Опасения, что шведские академики рассудят по-другому, тем не менее оставались, и Мережковский предложил соломоново решение: премию поделить поровну, кому бы она ни досталась. Но напоролся на жесткое сопротивление Бунина — тот верил в свою звезду, а делиться и не думал. Вскоре Мережковскому пришлось скрепя сердце отправиться с поздравлениями.
Посетители «воскресений» на Колонель Бонне 11-бис считали своим долгом возмущаться стокгольмским вердиктом и выражать сочувствие несправедливо обойденному хозяину дома. Одоевцева приводит забавный случай, который хорошо запомнился Бунину — пятнадцать лет спустя, очутившись вместе в русском пансионате под Ниццей, они со смехом об этом рассказывали друг другу. Став лауреатом, Бунин счел себя обязанным нанести визит Мережковским, которые его не ждали. Ситуация была щекотливая; Бунин, по его словам, оценил особый талант Зинаиды Николаевны, которая, «как оса, старалась меня побольней и полюбезней ужалить». И тут появился один художник, который, не замечая гостя, прямо с порога принялся вопить: «Дожили! Позор! Позор! Нобелевскую премию Бунину дали!» Обернувшись, он увидел, что Бунин с любопытством его разглядывает, и чуть не онемел, но уже в следующую минуту с самой любезной улыбкой рассыпался в поздравлениях: «Как я рад, Иван Алексеевич! От всего сердца…» Бунин не остался в долгу, поблагодарив за искренность с такой издевательской улыбкой, что оставалось провалиться сквозь землю.

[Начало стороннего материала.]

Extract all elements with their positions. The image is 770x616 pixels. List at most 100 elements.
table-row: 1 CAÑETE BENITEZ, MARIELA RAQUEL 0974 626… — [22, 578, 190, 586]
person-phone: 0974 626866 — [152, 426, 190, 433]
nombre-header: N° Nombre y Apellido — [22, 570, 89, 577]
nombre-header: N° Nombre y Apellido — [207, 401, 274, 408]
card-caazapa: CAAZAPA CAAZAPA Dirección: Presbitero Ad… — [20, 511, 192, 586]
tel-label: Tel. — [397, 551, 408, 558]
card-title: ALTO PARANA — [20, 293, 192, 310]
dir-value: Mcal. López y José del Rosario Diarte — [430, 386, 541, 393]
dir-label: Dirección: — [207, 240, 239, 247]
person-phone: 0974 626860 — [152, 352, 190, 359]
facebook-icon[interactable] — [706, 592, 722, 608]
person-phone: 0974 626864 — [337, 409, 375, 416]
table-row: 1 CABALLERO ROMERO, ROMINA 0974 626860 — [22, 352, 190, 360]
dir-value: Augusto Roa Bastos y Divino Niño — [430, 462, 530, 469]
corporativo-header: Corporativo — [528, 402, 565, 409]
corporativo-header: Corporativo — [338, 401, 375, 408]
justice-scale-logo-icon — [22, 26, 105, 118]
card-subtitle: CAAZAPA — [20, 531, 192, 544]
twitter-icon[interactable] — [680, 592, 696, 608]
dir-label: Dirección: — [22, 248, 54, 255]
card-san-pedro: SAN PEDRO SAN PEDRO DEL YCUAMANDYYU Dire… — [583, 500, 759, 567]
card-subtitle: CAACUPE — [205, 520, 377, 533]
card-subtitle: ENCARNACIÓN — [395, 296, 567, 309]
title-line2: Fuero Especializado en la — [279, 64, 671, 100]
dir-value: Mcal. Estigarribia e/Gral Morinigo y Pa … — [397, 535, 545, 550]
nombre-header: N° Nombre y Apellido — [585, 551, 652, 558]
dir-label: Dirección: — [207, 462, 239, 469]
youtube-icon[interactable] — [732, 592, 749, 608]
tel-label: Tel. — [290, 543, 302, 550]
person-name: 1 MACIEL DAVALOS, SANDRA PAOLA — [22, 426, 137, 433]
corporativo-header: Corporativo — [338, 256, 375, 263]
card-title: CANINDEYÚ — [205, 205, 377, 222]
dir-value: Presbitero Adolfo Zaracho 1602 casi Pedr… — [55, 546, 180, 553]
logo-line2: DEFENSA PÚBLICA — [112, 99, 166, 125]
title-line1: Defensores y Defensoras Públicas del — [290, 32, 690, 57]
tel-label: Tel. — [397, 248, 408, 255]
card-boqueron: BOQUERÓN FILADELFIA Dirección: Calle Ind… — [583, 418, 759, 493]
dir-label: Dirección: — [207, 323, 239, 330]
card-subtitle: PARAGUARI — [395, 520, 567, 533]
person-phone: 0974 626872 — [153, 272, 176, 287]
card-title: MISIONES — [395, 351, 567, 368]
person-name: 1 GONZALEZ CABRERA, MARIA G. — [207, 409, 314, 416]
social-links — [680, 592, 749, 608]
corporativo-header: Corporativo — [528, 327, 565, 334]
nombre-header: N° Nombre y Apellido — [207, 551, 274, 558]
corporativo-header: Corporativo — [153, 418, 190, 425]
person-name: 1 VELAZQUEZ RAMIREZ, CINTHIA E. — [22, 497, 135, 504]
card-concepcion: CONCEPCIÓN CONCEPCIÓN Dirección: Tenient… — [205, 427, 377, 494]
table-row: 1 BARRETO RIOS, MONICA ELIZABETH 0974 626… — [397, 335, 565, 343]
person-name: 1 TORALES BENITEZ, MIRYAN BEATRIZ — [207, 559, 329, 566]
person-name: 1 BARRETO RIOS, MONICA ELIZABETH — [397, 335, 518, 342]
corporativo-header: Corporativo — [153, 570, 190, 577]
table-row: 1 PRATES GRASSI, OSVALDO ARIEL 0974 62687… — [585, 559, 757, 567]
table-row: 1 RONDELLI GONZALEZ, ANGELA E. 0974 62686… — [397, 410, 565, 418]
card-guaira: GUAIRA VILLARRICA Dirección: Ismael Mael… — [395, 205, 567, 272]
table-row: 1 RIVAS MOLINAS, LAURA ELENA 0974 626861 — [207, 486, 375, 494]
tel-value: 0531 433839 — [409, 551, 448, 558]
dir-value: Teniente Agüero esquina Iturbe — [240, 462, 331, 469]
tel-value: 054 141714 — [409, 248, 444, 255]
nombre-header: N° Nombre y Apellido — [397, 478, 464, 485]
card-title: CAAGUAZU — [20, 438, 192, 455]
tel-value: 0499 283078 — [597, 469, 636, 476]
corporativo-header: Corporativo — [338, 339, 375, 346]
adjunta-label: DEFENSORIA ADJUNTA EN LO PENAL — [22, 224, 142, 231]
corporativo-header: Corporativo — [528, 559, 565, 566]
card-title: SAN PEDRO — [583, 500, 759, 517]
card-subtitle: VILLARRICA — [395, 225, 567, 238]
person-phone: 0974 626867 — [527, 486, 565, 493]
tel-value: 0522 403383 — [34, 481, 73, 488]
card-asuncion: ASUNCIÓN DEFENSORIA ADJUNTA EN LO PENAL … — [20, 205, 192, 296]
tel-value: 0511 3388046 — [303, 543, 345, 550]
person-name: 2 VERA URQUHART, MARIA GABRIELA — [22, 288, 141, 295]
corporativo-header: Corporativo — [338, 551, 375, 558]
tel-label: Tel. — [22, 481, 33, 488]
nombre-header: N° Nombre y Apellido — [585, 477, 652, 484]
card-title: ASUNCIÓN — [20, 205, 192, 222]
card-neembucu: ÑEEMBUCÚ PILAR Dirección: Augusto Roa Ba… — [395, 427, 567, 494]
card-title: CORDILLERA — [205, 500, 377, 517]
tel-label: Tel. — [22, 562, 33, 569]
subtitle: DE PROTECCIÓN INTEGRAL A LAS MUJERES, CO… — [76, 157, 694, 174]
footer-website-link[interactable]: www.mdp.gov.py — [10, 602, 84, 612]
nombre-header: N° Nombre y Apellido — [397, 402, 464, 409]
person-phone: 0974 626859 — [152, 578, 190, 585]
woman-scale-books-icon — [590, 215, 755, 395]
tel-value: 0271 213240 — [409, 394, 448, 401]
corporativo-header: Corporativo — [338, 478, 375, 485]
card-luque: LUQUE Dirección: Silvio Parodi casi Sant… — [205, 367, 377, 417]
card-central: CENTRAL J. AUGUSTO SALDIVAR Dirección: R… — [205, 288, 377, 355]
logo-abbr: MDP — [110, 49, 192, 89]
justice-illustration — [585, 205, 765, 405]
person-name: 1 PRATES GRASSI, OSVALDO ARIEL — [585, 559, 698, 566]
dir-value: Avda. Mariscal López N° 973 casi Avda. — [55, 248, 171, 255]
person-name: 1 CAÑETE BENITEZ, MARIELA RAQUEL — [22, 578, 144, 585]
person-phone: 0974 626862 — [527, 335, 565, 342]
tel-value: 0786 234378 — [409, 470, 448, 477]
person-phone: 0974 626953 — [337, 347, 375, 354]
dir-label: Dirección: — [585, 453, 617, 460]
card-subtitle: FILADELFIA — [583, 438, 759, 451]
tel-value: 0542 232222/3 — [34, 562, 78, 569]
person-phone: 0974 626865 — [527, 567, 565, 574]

Публичных возмущений, конечно, не было. Да и причины для них не существовало: значение Бунина как самого законного из наследников великой русской традиции не оспаривали даже те, кто по своим литературным предпочтениям оставались достаточно от него далеки. Ходасевич еще в 1928 году написал о Бунине, что он всегда «шел по линии наибольшего сопротивления», отвергнув соблазны декадентства и символизма, которым он предпочел «последовательный, суровый и мужественный аскетизм», — правда, слишком последовательный, приводящий к крайностям простоты, так что ослабевает «фермент лиризма». Эта позиция, по Ходасевичу, не бесспорна, но никто не назовет ее тривиальной или недостойной. Свой вывод Ходасевич сделал, разбирая стихи Бунина, которые было принято считать безнадежно архаичными и вообще остающимися за пределами настоящей поэзии. А вот для Ходасевича, признавшегося, что принципов этой поэтики он не разделяет, бунинские стихотворения — все-таки «прекрасный факт» русской литературы.